Are statins overprescribed for cardiovascular disease prevention?

05 December, 2018
Are statins overprescribed for cardiovascular disease prevention?
For millions of people who take statins to prevent the onset of cardiovascular disease, the potential harms of the cholesterol-lowering medication may outweigh the benefits.

So concludes a recent modeling study from the University of Zurich in Switzerland that questions whether statins are "significantly overprescribed."

The research, which features in the Annals of Internal Medicine, concerns the use of statins for the "primary prevention" of cardiovascular disease in people with no history of the disease.

A primary prevention measure is one that intervenes to prevent a condition before it can impact health. Vaccinations, for example, are primary prevention measures.

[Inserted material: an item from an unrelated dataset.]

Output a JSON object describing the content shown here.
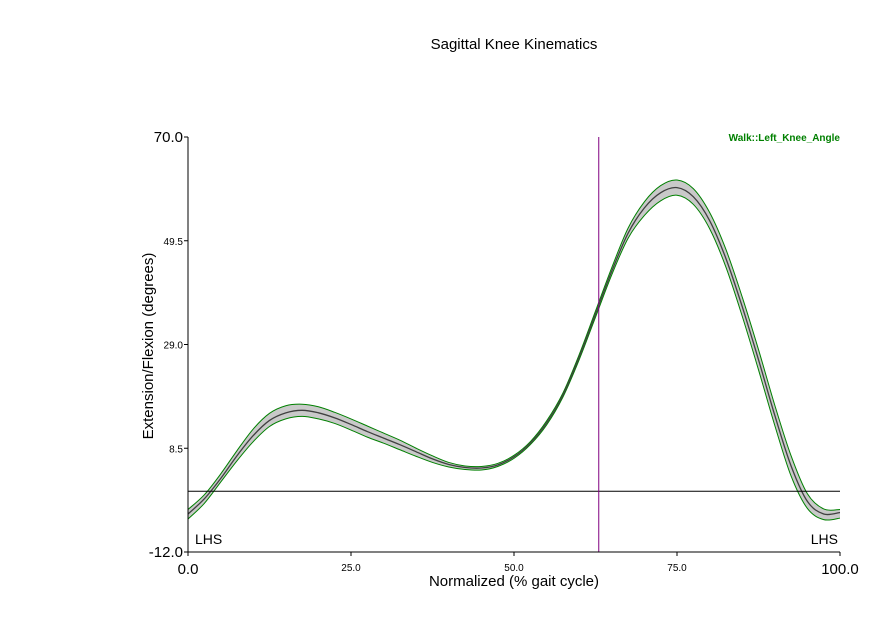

Statins are some of the most prescribed classes of drugs worldwide. They work by blocking an enzyme called HMG-CoA reductase that helps the liver to make cholesterol.

Most medical guidelines recommend the use of statins for people with no history of symptoms when their expected risk of developing cardiovascular disease over the next 10 years is 7.5–10 percent.

Such a 10-year risk threshold places around 3 out of every 10 adults worldwide as eligible for treatment.

However, the authors note that "whether and how guideline developers weighed harms against benefits is often unclear."

Statins for primary prevention
In 2013, the American College of Cardiology (ACC) and the American Heart Association (AHA) updated the recommendations that guide doctors in the treatment of cholesterol and use of statins.

One reason for the update was the argument that high blood cholesterol is one of the "most prevalent" of alterable cardiovascular risk factors.

Another argument was that there is evidence that treating cholesterol reduces numbers of people who develop cardiovascular diseases and who die of them.

The update caused controversy. This was mainly because it lowered the thresholds that doctors should use to help them decide whether to prescribe statins for primary cardiovascular disease prevention.

This recommended that doctors should consider adults with no history of heart problems as eligible for primary prevention if their risk of developing cardiovascular disease in the next 10 years is 7.5 percent or higher.

Also, the revision expanded the target of prevention to include not just coronary heart disease, but also atherosclerosis, stroke, and peripheral arterial disease.

Experts predicted at the time that full implementation of the guidelines would identify around 13 million people in the United States as "newly eligible for consideration" for treatment with statins.